Au vu de l’ensemble de ces éléments, M. [D] établit la matérialité d’agissements répétés qualifiés par lui de ‘mise au placard’ et de comportements vexatoires, et la dégradation contemporaine de son état de santé, qui pris dans leur ensemble permettent de présumer l’existence d’un harcèlement à son encontre.
La CAF du Var ne conteste pas que le salarié n’a plus effectué de visite domiciliaire dans le cadre de la non décence des logements et que ses conditions de travail ont changé, notamment elle n’a plus mis à sa disposition le véhicule scooter trois roues. Elle fait valoir que ces changements s’expliquent par l’évolution de ses missions en raison de la refonte de l’offre de service en lien avec la réforme introduite par la loi ALUR de 2015. Elle indique avoir conclu un partenariat avec l’ADIL qui opère pour son compte et réalise le contrôle de la décence des logements et que le métier de M. [Y] a évolué et s’est recentré sur le pré diagnostic, sans visite à domicile.

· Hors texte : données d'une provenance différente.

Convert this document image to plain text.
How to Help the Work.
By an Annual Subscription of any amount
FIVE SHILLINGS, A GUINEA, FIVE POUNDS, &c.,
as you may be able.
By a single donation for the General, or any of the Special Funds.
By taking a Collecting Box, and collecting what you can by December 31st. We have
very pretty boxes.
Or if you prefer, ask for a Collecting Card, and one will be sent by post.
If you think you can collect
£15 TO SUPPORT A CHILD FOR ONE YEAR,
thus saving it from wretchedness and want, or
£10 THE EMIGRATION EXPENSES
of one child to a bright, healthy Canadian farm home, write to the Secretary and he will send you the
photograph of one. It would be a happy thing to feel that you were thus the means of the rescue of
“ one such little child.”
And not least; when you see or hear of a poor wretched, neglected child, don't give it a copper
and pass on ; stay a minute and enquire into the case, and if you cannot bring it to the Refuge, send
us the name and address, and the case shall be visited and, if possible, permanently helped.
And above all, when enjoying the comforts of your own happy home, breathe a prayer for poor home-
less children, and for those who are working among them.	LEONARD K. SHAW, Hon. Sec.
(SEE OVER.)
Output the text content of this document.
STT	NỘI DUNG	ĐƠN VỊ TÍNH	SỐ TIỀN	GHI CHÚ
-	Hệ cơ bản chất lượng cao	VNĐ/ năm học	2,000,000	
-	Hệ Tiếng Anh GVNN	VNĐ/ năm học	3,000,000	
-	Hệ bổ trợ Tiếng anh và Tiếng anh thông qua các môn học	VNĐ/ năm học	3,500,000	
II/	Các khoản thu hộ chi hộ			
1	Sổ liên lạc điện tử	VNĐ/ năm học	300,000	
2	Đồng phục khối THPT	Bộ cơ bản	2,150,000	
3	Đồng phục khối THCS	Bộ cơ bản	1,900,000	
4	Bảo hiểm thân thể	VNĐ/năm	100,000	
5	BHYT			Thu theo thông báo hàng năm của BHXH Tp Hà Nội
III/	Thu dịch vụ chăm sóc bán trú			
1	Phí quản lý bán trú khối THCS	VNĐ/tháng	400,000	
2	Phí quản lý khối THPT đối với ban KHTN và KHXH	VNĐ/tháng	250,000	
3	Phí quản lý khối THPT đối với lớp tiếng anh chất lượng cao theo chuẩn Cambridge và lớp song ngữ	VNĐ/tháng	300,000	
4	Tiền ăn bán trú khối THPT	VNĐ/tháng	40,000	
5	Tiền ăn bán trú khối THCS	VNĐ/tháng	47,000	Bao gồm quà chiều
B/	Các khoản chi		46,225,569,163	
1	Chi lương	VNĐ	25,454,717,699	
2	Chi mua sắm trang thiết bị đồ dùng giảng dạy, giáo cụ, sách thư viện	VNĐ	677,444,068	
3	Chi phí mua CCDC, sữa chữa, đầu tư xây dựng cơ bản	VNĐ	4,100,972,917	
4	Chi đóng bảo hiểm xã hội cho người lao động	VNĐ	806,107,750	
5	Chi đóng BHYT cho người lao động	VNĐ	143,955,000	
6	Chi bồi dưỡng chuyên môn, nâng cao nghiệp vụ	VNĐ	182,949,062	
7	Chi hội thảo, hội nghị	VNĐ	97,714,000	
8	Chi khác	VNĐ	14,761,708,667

L’employeur soutient également qu’il ne pouvait fournir au salarié les mêmes activités et fonctions qu’antérieurement pendant toute la période durant laquelle il était en mi-temps thérapeutique puis en arrêt maladie.
Il rappelle son pouvoir de direction qui lui permettait de modifier les conditions de travail du salarié.
Il indique par ailleurs qu’il a informé M. [Y] de la situation et de sa nouvelle fiche de poste par courrier recommandé du 13 janvier 2017.
Il conteste enfin être à l’origine de la dégradation de sa santé physique et mentale.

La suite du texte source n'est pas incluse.